Шелихова повернули. Раньше был он тяжёл телом, костист, широк, а сейчас лёгок стал и даже костяк у него вроде бы истончился, не так напористо выпирал из-под кожи. Но тело было чистое, белое.
Немец поднялся, многозначительно сказал:
— Чёрной болезни, что называется сибиркой, я не вижу. Хворь сия, с очевидностью (немец знал о постигшем компанию несчастье), протекает от накопления в жилах меланхолии. — Кивнул головой. — Лечение трудно и долговременно.
Склонился ещё к больному. Жёсткими пальцами потыкал в вялый живот, пощупал ладонью напротив сердца и отошёл от кровати.
— Сие меланхолия, — сказал твёрдо. — Я пропишу лекарства из моей аптеки. Принимать неукоснительно. Что касаемо болей в груди, предписываю давать лёд колотый для глотания при болях. — И величественно вышагнул из комнаты.
— Чёртов немец, — на то сказал Шелихов, запахивая откинутое одеяло.
Однако колотый лёд, который приносили ему тарелками, боли снимал, и Григорий Иванович почувствовал облегчение. Дышать стало легче, и уже не чувствовалось давящей тяжести на сердце. Он попросил привезённую из Охотска карту, начерченную
— Пущай, — сказал, — Григорий Иванович порадуется.
И правда, карта несказанно обрадовала Шелихова. Григорий Иванович в минуты облегчения клал её перед собой и подолгу рассматривал начерченные руками мореходов берега. За тонкими линиями и значками угадывались ему далёкие американские земли, но прежде — лица тех, с кем он сам шёл по неизведанным берегам и которые шли дальше уже без него. Ему казалось, что сейчас он видит этих людей отчётливее и яснее, чем в жизни. Видел сбитые в кровь, до кости, щиколотки, повреждённые на сплаве леса, стёртые до живого мяса руки, тянувшие канаты, и искал и не находил ответа — где силы они брали для этого подвига? Заплесневелые сухари и гнилое мясо дать того не могли. Карта потрясала его размахом российских заморских владений, и он, как и Александр Андреевич, поражён был: как они земли такие для державы прибрали, обиходили, границей державной очертили.

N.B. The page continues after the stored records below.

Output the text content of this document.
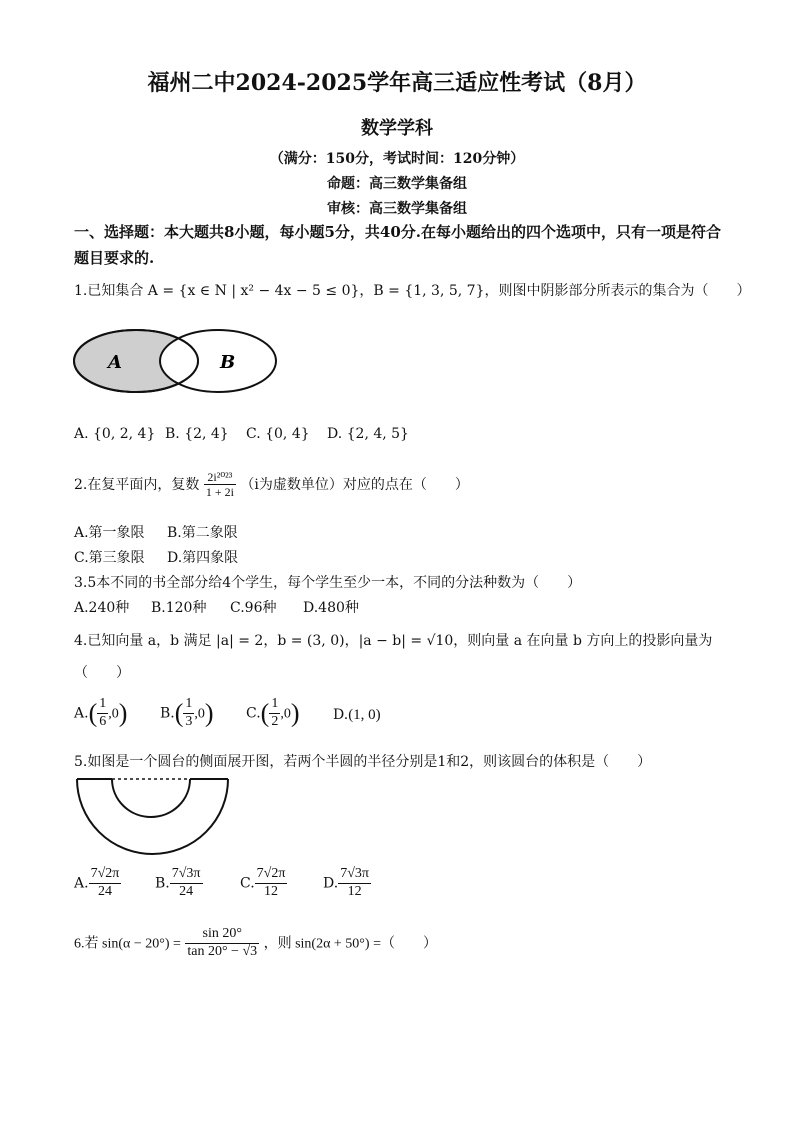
福州二中2024-2025学年高三适应性考试（8月）
数学学科
（满分：150分，考试时间：120分钟）
命题：高三数学集备组
审核：高三数学集备组
一、选择题：本大题共8小题，每小题5分，共40分.在每小题给出的四个选项中，只有一项是符合题目要求的.
1.已知集合 A = {x ∈ N | x² − 4x − 5 ≤ 0}，B = {1, 3, 5, 7}，则图中阴影部分所表示的集合为（　　）
A	B
A. {0, 2, 4} B. {2, 4} C. {0, 4} D. {2, 4, 5}
2.在复平面内，复数 $\frac{\text{2i²⁰²³}}{1 + 2i} (i$为虚数单位）对应的点在（　　）
A.第一象限 B.第二象限
C.第三象限 D.第四象限
3.5本不同的书全部分给4个学生，每个学生至少一本，不同的分法种数为（　　）
A.240种 B.120种 C.96种 D.480种
4.已知向量 a，b 满足 |a| = 2，b = (3, 0)，|a − b| = √10，则向量 a 在向量 b 方向上的投影向量为
（　　）
$A.( \frac{1}{6} ,0)$ $B.( \frac{1}{3} ,0)$ $C.( \frac{1}{2} ,0)$ D.(1, 0)
5.如图是一个圆台的侧面展开图，若两个半圆的半径分别是1和2，则该圆台的体积是（　　）
A. $\frac{7√2\pi}{24} B$. $\frac{7√3\pi}{24}$	C. $\frac{7√2\pi}{12}$	D. $\frac{7√3\pi}{12}$
6.若 $\sin(\alpha - 20^\circ) = \frac{\sin 20^\circ}{\tan 20^\circ - √3}$ ，则 sin(2α + 50°) =（　　）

Болезнь, однако, изнуряла его, он откидывался на подушку и подолгу лежал, не двигаясь, ожидая, когда злая волна откатится и сознание прояснится.
Он теперь знал, что прошёл свой путь. Считал: осталось малое, для того только, чтобы додумать до конца позволенное человеку.
Немало людей, шедших с ним по неизведанным землям, и людей, продолжавших их тропы, погибло в море, разбиваясь о камни в бездонных провалах или падая под ударом индейских стрел, но они шли... Он видел радостное лицо мужика, устанавливающего державный знак на новой земле, и тот был счастлив. Так как было совместить это с натянутым голосом генерала Пиля, с холодом питербурхских чиновничьих коридоров, словами Закревского. Кто был прав? Кто же был защитником, радетелем державным? Пышно-царственный Питербурх или мужик, врывающий чугунный столб с литыми медью буквами «Владения державы Российской»?
Шелихов заметался на подушке. Ему подали лёд. Он глотал холодные осколки, давился, но глотал, дабы унять боль, прояснить сознание и додумать не дававшую покоя мысль. Ответ определял смысл и его, Гришки Шелихова, жизни. Для чего мальчонкой залез он на городскую колокольню и вдаль смотрел, а потом вдаль людей за собой повёл?
Крючок судейский своё делал.
От Ивана Андреевича, не задерживаясь, покатил он на вёртких ногах к капитану порта Готлибу Ивановичу Коху.
Представился, привет передал дружку Ивана Андреевича и сказал, что купец подойти не мог, так как занят делами в опасении проклятой заразной напасти.
— Сибирка, — закатил глаза, — ах, сибирка, испытание Божье.
Готлиб Иванович поглядывал на него со вниманием. Крючок изогнулся и подарочек подал. Лицо у Коха залоснилось от удовольствия. А судейский опять заговорил о сибирке. И всё всклад, и всё страшно.
— Нас пока сия напасть минует, — возразил капитан порта, — слава Богу.